I heard some of you did great at KIDShow last week! Congratulations to all of you and thank you for contacting me. I love hearing from you. I’ve also changed commenting settings so that you no longer have to register, which I think wasn’t working at all. So, please jump in and share ideas. There are more than a few of us in the midst of this together, and it’d be great for us all to “chat”.
February 19th, 2007
Woah. The Thanksgiving weekend is behind us. I had grandiose plans of using some of the down time doing some designing. But that didn’t really happen. Some in my head, which is where it all begins anyway. But for Fall 2007, I need to get in touch with my pattern maker today and let her know some stuff is coming. And then I have to figure out what stuff is coming.

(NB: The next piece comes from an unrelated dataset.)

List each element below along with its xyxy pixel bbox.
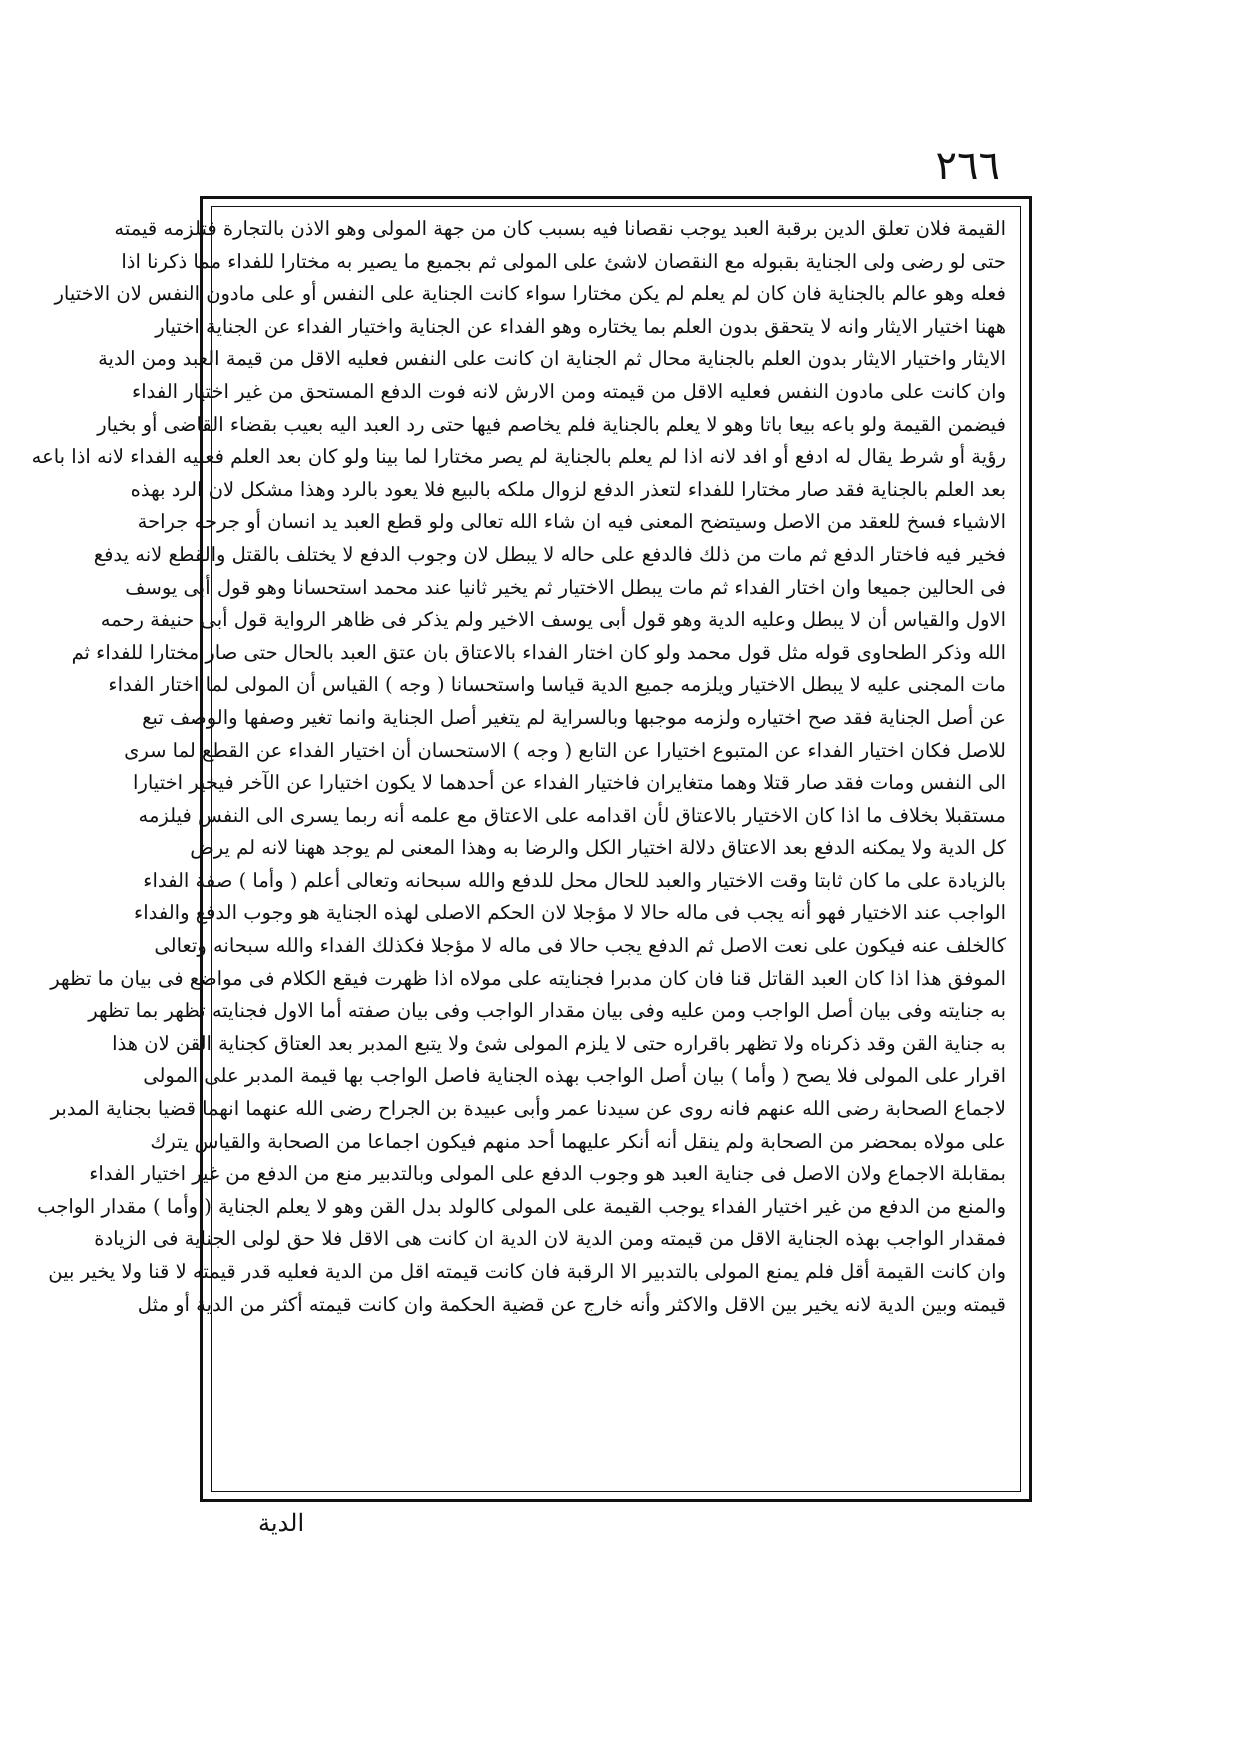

Last week was all about rushing a wholesale order for a great boutique in a high traffic area of San Diego. They’ve got a fabulous display blanket hanging in their store and they couldn’t be happier.
I highly recommend the book “The Irresistable Offer”, it’s good. If I wasn’t so lazy right now, I’d look up the author. I feel like I now have an irresistable offer for boutiques when I walk in for the appointment, and an irresistable offer means can’t-turn-it-down. It took me until the end of last week to figure out all the details.

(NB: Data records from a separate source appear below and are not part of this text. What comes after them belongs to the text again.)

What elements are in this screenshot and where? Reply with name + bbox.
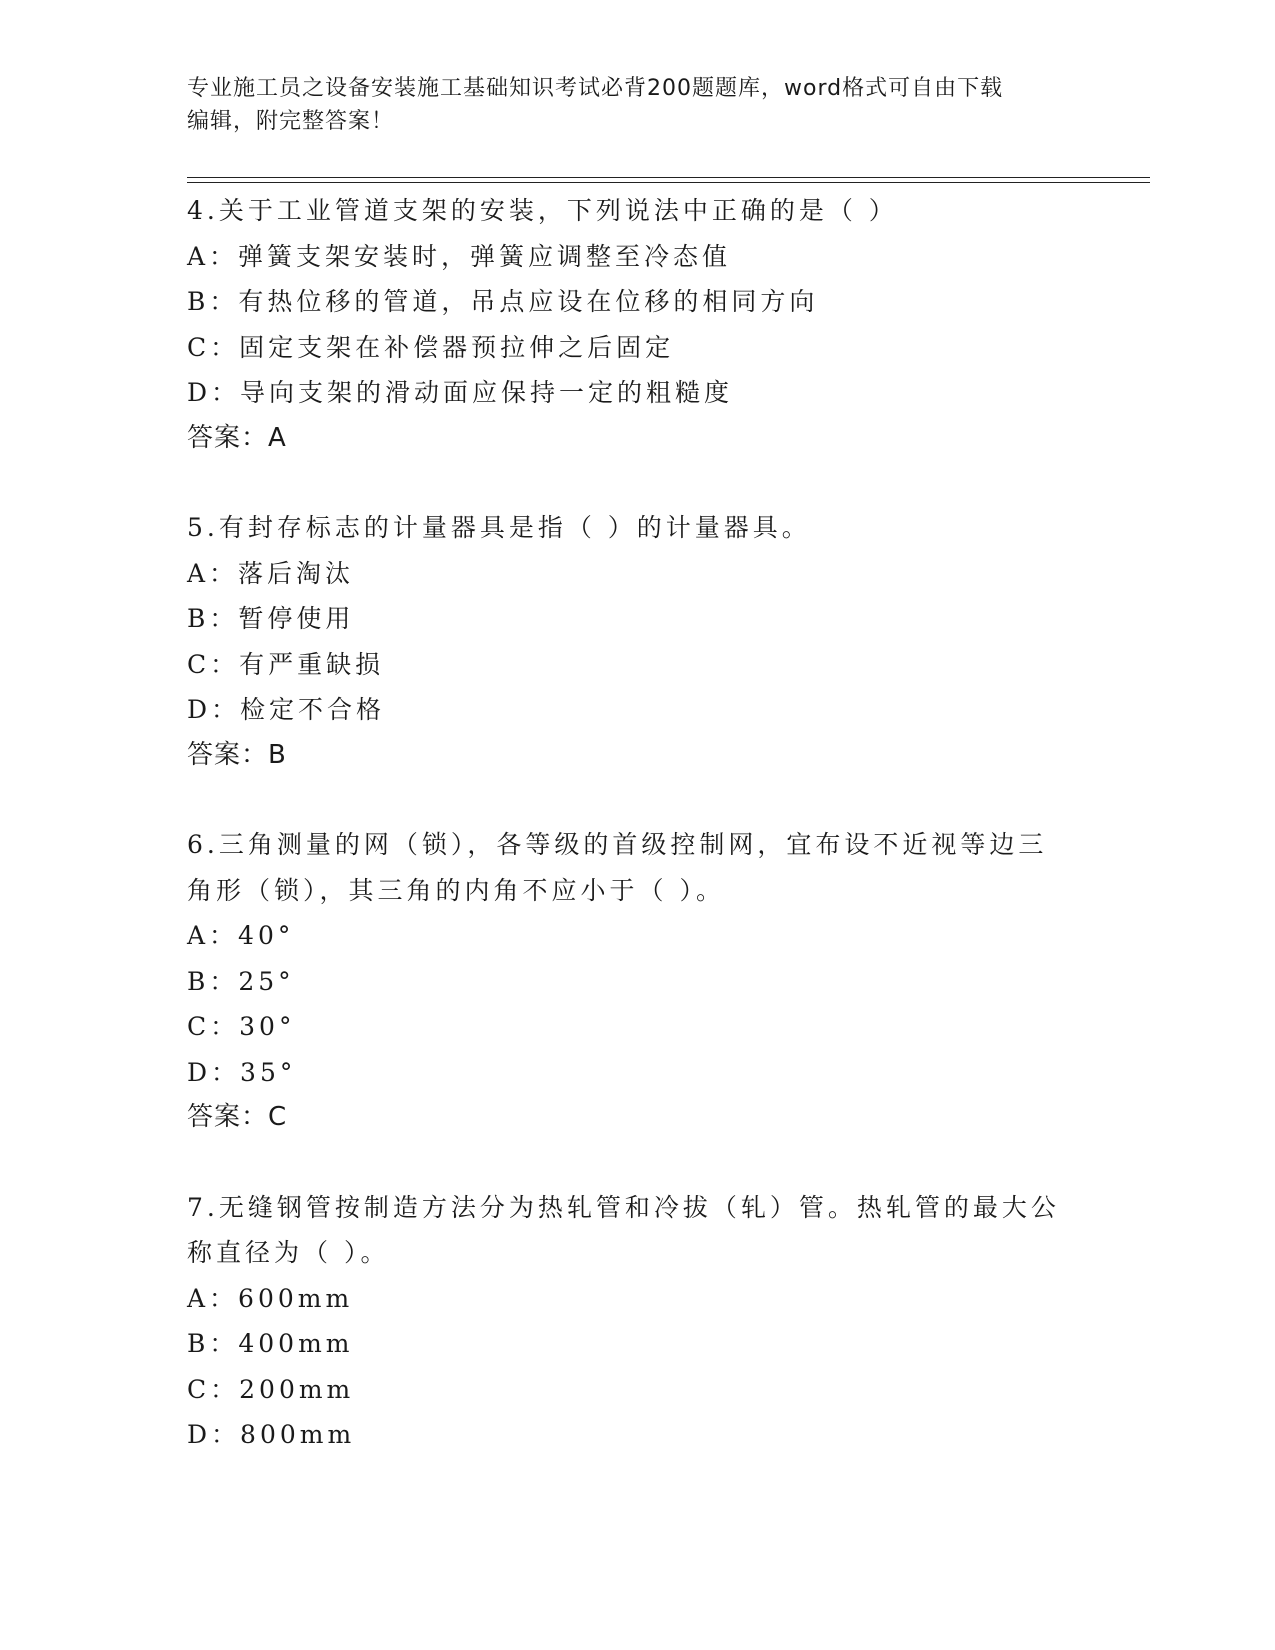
option-a: A：落后淘汰 bbox=[187, 558, 355, 588]
question-stem: 6.三角测量的网（锁），各等级的首级控制网，宜布设不近视等边三 bbox=[187, 830, 1048, 859]
option-d: D：35° bbox=[187, 1057, 297, 1087]
option-c: C：有严重缺损 bbox=[187, 649, 385, 679]
question-list bbox=[187, 188, 1087, 1458]
question-4 bbox=[187, 188, 1087, 461]
answer: 答案：A bbox=[187, 422, 287, 453]
answer: 答案：B bbox=[187, 739, 287, 770]
question-stem: 5.有封存标志的计量器具是指（ ）的计量器具。 bbox=[187, 513, 811, 542]
question-stem-cont: 角形（锁），其三角的内角不应小于（ ）。 bbox=[187, 875, 725, 905]
question-stem: 4.关于工业管道支架的安装，下列说法中正确的是（ ） bbox=[187, 196, 898, 225]
option-b: B：有热位移的管道，吊点应设在位移的相同方向 bbox=[187, 287, 819, 316]
header-line-2: 编辑，附完整答案！ bbox=[187, 109, 395, 134]
question-5 bbox=[187, 505, 1087, 778]
option-b: B：暂停使用 bbox=[187, 604, 355, 633]
header-line-1: 专业施工员之设备安装施工基础知识考试必背200题题库，word格式可自由下载 bbox=[187, 76, 1004, 101]
option-c: C：200mm bbox=[187, 1374, 355, 1404]
option-a: A：600mm bbox=[187, 1283, 354, 1313]
question-7 bbox=[187, 1185, 1087, 1458]
option-a: A：40° bbox=[187, 921, 295, 950]
option-c: C：固定支架在补偿器预拉伸之后固定 bbox=[187, 332, 675, 362]
option-d: D：检定不合格 bbox=[187, 695, 386, 724]
option-d: D：800mm bbox=[187, 1420, 356, 1449]
question-6 bbox=[187, 822, 1087, 1141]
answer: 答案：C bbox=[187, 1102, 288, 1132]
header-rule-bottom bbox=[187, 182, 1150, 183]
option-b: B：25° bbox=[187, 966, 295, 996]
option-a: A：弹簧支架安装时，弹簧应调整至冷态值 bbox=[187, 241, 732, 271]
option-c: C：30° bbox=[187, 1012, 296, 1041]
option-b: B：400mm bbox=[187, 1329, 354, 1358]
header-rule-top bbox=[187, 177, 1150, 178]
question-stem-cont: 称直径为（ ）。 bbox=[187, 1238, 390, 1267]
option-d: D：导向支架的滑动面应保持一定的粗糙度 bbox=[187, 378, 734, 407]
document-header bbox=[187, 72, 1067, 138]
question-stem: 7.无缝钢管按制造方法分为热轧管和冷拔（轧）管。热轧管的最大公 bbox=[187, 1192, 1060, 1222]
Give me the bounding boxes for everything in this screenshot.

Just go just go just go. I think this needs to be my mantra because that’s really how I learn the most. You have to just go and talk to people to find out what their questions are going to be. You have to just jump into the vendor / supplier phone calls to find out what information they are going to need from you, to even learn what questions you are supposed to ask. But reading and research are still very valuable.
I find that what I read doesn’t make complete sense until I have real life experiences to match. Reading that suppliers and vendors will ask what you’re making – always if they’re good – is different than having the conversations. And it has nothing to do with wanting your designs; it has to do with saving you time and getting you exactly what you need. So they won’t show me silks and unwashable trims when I need jersey. And also, so they can suggest some cool stuff I might not even know about.
Referrals are as valuable as research. If you find a contractor that you love, who consistently performs well and does beautiful work, ask them for a referral to their colleagues. They will not stake their name on someone they don’t believe in, and thus the referral is likely very good. I caution that you should seek referrals from someone after you’ve seen their work, not just based on their reputation. I found my pattern maker by a stroke of luck, called a pattern maker who was listed in the yellow pages. She was going out of business, but had heard of another pattern maker in the area who was good. (This wasn’t a reliable referral yet – I hadn’t seen anyone’s work, but it was a phone number and contact name).
Called the pattern maker, had her make and adjust a few patterns (our cost for children’s patterns runs anywhere from $30 – $75 depending on complexity and number of pieces – adjustments have been around $10). Pattern maker turned out to be excellent. Our sewing contractor is a referral from her, and our cutter is a referral from the sewing contractor. Find one piece and you can find the others is the point here. Just call and call and call. And read Kathleen Fasanella’s posts at www.fashion-incubator.com on recognizing good patterns, because that’s huge too. You need to know that what you are getting is well-done.
One more tip on finding contractors: give them ONE or TWO samples to work up first. Yes, you should expect to pay for this. But don’t dump a bunch of work on someone you haven’t tried out already. We made this mistake with a random sewing contractor and it cost us big time, every sample came back wrong – weeks late. Referrals and testing, referrals and testing.
I’m really going to try to update this blog every day so I can keep on top of the fall schedule. Which means contacting our pattern maker and lining up a meeting with her. And getting the number of pieces ironed out and what they will be. Now the pressure’s on, we’ll see if I have the designing mind I think I do.